Tonfall der Einsamkeit
Haydn also referred to the quartets op. 20 as divertimenti. In fact, however, they go far beyond entertainment. Two of the six works are in a minor key, which is already unusual. And although they are still a group, they are nevertheless one of completely individual works. The unifying element is the contrapuntal work, unprecedented in this form and intensity. And last but not least, in the quartets op. 20, Haydn dared to expand and intensify the affects, the emotional framework, which was completely unusual. This already shows that the string quartet was far more to him than a mere play with forms. Some of the simply breathtaking slow movements express a previously entirely unknown tone of great solitude, pointing far ahead into the Romantic era.

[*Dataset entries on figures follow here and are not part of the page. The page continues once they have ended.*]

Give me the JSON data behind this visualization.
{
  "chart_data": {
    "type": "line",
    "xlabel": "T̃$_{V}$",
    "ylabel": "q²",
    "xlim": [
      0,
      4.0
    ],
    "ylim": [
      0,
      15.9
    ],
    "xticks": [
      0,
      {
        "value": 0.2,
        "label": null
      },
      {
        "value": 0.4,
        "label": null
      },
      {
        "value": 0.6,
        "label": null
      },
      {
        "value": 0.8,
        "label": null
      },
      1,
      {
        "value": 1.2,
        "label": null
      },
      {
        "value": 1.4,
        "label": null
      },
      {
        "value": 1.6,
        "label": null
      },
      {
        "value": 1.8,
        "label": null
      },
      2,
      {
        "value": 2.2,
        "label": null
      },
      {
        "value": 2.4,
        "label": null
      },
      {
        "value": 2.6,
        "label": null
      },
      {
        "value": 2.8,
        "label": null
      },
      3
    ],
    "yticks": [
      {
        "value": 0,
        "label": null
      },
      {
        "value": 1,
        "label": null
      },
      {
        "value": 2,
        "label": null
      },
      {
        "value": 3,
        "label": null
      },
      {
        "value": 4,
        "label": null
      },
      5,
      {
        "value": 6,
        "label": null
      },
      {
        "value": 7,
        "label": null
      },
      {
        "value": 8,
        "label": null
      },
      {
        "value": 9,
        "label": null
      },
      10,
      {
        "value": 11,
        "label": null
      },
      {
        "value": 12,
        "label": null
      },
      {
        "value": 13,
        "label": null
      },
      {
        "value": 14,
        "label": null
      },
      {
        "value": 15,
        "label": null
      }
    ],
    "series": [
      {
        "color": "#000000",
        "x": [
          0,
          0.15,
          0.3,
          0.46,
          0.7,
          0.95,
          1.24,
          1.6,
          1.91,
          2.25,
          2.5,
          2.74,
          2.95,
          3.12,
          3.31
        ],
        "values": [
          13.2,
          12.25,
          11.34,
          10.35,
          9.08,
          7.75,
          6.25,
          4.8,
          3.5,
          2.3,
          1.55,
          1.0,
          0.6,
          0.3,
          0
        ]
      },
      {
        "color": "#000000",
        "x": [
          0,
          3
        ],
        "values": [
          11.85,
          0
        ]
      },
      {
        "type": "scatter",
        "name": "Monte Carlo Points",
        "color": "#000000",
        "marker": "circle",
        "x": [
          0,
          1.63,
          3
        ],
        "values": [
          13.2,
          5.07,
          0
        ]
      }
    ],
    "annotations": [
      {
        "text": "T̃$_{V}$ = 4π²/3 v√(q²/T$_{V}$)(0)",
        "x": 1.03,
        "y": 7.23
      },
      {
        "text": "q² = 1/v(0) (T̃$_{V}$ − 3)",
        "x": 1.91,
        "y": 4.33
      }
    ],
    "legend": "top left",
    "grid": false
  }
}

Sound warmth and emotional intensity
The complete recording of the Auryns, when it is soon completed, will be one of the milestones in the Haydn discography. As always with this wonderful ensemble, their Haydn radiates great tonal warmth and emotional intensity. Stylistically, the Auryns' playing is absolutely at the cutting edge of its time. It is clear that the four musicians are not closed to the insights of historically informed performance practice, without slavishly following them. The sound is intense and dense, yet remains lean and consistently cultivated. The thoroughly spatial recording technique also leaves nothing to be desired. When this project is one day completed, we will have – this much can already be said – a benchmark-setting complete recording of the Haydn quartets.
Oswald Beaujean
Cellesche Zeitung –
Of course: Many an ensemble has already presented one or the other good Haydn recording. However, it is a rarity that almost every single production of a complete recording project of the Haydn string quartets is recommendable. The Auryn Quartet seems to manage this. The level of the recordings released so far can definitely keep up with the great older productions and adds new reference recordings to them.
What's particularly admirable is the depth of musical penetration evident in the Auryns. Some passages seem to have been newly written, but the four musicians are simply playing exactly what the music says. They don't allow themselves to be misled by the rarely questioned performance traditions of these pieces.
However, these interpretations do have two shortcomings: Haydn's humor and his creative approach to folk music are less effective here. And, the sheer perfection makes some things seem rather slick. A less than perfect live recording would have been even better in some cases. Nevertheless, every CD in this edition is definitely recommended.